Les juridictions administratives réagissent à deux aspects du projet de loi: la forme du recours envisagée – un recours en annulation – et l’accès au registre par des personnes qui ne relèveraient ni des autorités ni des professionnels dépositaires d’une mission de surveillance en matière de lutte contre le blanchiment et le financement du terrorisme.

Un recours possible, mais qui entraînera des délais indus

Le recours prévu concerne la commission de coordination qui devra recevoir les demandes d’accès au registre par des «personnes ou organisations résidentes démontrant un intérêt légitime». Elle pourra accorder ou refuser cet accès à travers une décision administrative susceptible d’un recours.

«Seul un recours en annulation est prévu, tandis qu’en termes d’appel prévu, le droit commun est appelé à s’appliquer», note Francis Delaporte, président de la Cour administrative. «L’efficience de pareil système de voies de recours, en termes d’effectivité surtout, peut être légitimement questionnée.»

Marc Sünnen, président du tribunal administratif, rappelle d’ailleurs que ce droit de recours «ne sera pas seulement ouvert à l’entité concernée, soucieuse d’empêcher l’accès par des tiers à des informations la concernant, mais aussi, le cas échéant, à la personne ou organisation ayant demandé un tel accès, mais s’étant vu opposer un refus d’accès.»

Or, dans un cas comme dans l’autre, la partie demanderesse «devra attendre plusieurs mois avant d’obtenir un jugement de première instance, étant rappelé que la possibilité […] d’obtenir du président du tribunal une mesure de sauvegarde ne se conçoit pas en matière d’accès à des informations ou à des documents». Une réalité qui contrevient à la volonté de la directive d’«assurer un accès en temps utile aux informations relatives aux bénéficiaires effectifs».

Entre transparence et protection des données

Marc Sünnen soulève encore les «interférences possibles» entre l’accès au registre des bénéficiaires effectifs et le projet de loi 6810 relatif à une administration transparente et ouverte qui doit réglementer l’accès général aux informations et documents administratifs.

Il s’inquiète enfin des «éventuelles implications de la législation relative à la protection des données». Et ce en raison de l’accès offert, sous réserve de l’accord de la commission de coordination, à «toute personne ou organisation qui peut prouver un ‘intérêt légitime’». Un principe que la directive limite, selon l’interprétation du juge administratif, à une personne ou une organisation qui «doit uniquement se prévaloir de soupçons de blanchiment, de financement du terrorisme, de corruption, d’infractions fiscales ou de fraude».
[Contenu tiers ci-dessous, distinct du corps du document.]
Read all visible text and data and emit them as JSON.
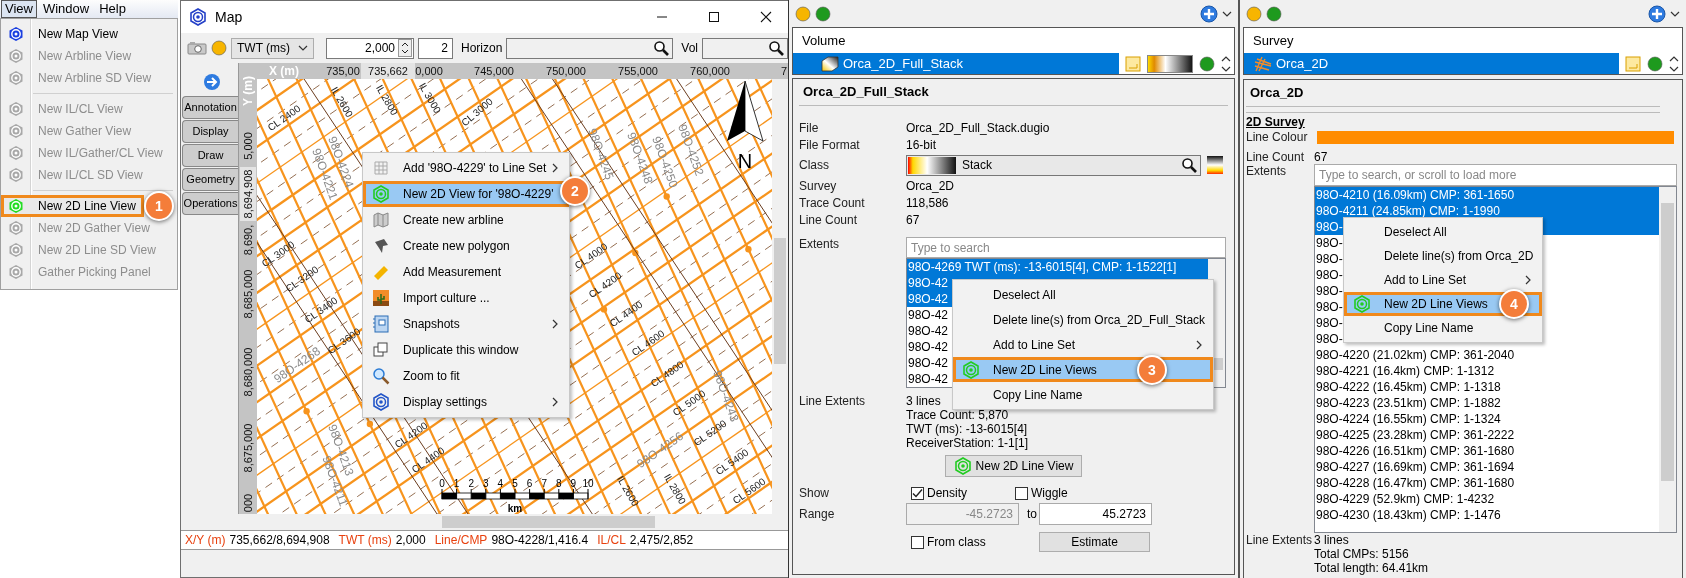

M. Sünnen souligne qu’en France, où un registre des bénéficiaires a été mis en place dès 2013, l’accès à ce registre ouvert «à toute personne» a été sanctionné comme contraire à la Constitution par le Conseil constitutionnel, selon lequel «la mention, dans un registre accessible au public, des noms du constituant, des bénéficiaires et de l’administrateur d’un trust fournit des informations sur les manières dont une personne entend disposer de son patrimoine. Il en résulte une atteinte au droit au respect de la vie privée.»

Une question politiquement délicate

Dès lors, le président du tribunal administratif estime qu’il «conviendrait de s’interroger – au-delà de toute considération politique relative à l’opportunité de restreindre ou au contraire d’élargir l’accès au registre – sur la nécessité de préciser davantage les possibilités d’accès du public au-delà de ce seul critère de l’‘intérêt légitime’».

Cette question a déjà suscité la polémique lors de la présentation du projet de loi par Félix Braz, lequel voulait écarter le registre de la «curiosité» du public.

Le projet de loi, qui pourrait être évacué avant l’été, prévoit trois groupes d’acteurs pouvant accéder au registre: les autorités nationales compétentes en matière de lutte contre le blanchiment et le financement du terrorisme, qui détiendront l’accès le plus large; les professionnels nationaux, à savoir les organismes d’autorégulation ayant une mission de surveillance (Conseil de l’ordre des avocats, Chambre des notaires, Institut des réviseurs d’entreprises, Ordre des experts-comptables, Chambre des huissiers); et enfin, des «personnes ou organisations résidentes démontrant un intérêt légitime» à connaître le détail d’un bénéficiaire économique.